= Laura Walls =

American professor of English literature

Laura Dassow Walls (born Laura Dassow in Ketchikan, Alaska) is an American professor emerita of English at the University of Notre Dame.

==Areas of research==
Walls has researched the intersections of literature and science in the works of Ralph Waldo Emerson, Henry David Thoreau, Alexander von Humboldt and related authors. She specializes in American Transcendentalism—especially Henry David Thoreau and Ralph Waldo Emerson, transatlantic romanticism, literature and science, and environmental literature and ecocriticism.

Books authored
- Walls, Laura Dassow (2017). "Henry David Thoreau: A Life"
- Walls, Laura Dassow (2009). "The Passage to Cosmos: Alexander von Humboldt and the Shaping of America"
- Walls, Laura Dassow (2003). "Emerson's Life in Science: The Culture of Truth"
- Walls, Laura Dassow (1995). "Seeing New Worlds: Henry David Thoreau and Nineteenth-Century Natural Science"

Books edited
- Myerson, Joel (2010). "The Oxford Handbook of Transcendentalism"
- Petrulionis, Sandra Harbert (2006). "More Day to Dawn: Thoreau's Walden for the Twenty-first Century"
- Thoreau, Henry David (1999). "Material Faith: Thoreau on Science"

==Awards and degrees==
Walls received the University of South Carolina’s Russell Research Award in spring 2010. She won the Merle Curti Award for best book in American intellectual history by the Organization of American Historians in April 2010. She received a Guggenheim Fellowship in May 2010. In October 2010, she won the Michelle Kendrick Memorial Book Award for the best book in literature and science by the Society for Literature, Science and the Arts. Walls received the Modern Language Association’s James Russell Lowell Prize for her book, The Passage to Cosmos: Alexander von Humboldt and the Shaping of America, on January 7, 2011, at the MLA’s annual convention. She has been awarded the 2012 Ralph Waldo Emerson Society Distinguished Achievement Award.

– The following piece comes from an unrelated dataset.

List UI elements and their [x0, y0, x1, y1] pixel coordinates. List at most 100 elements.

She studied at University of Washington earning a B.A. for English/Creative Writing in 1976 and an M.A. for English in 1978. She earned a Ph.D. from Indiana University in American Literature in 1992. Before going to University of South Carolina, she taught at Indiana University and Lafayette College.

Professor Walls joined the Notre Dame faculty in fall 2011 as the William P. and Hazel B. White Professor of English. She succeeds Gerald Bruns, who retired from Notre Dame in 2008 and inaugurated the William P. and Hazel B. White Professor of English chair.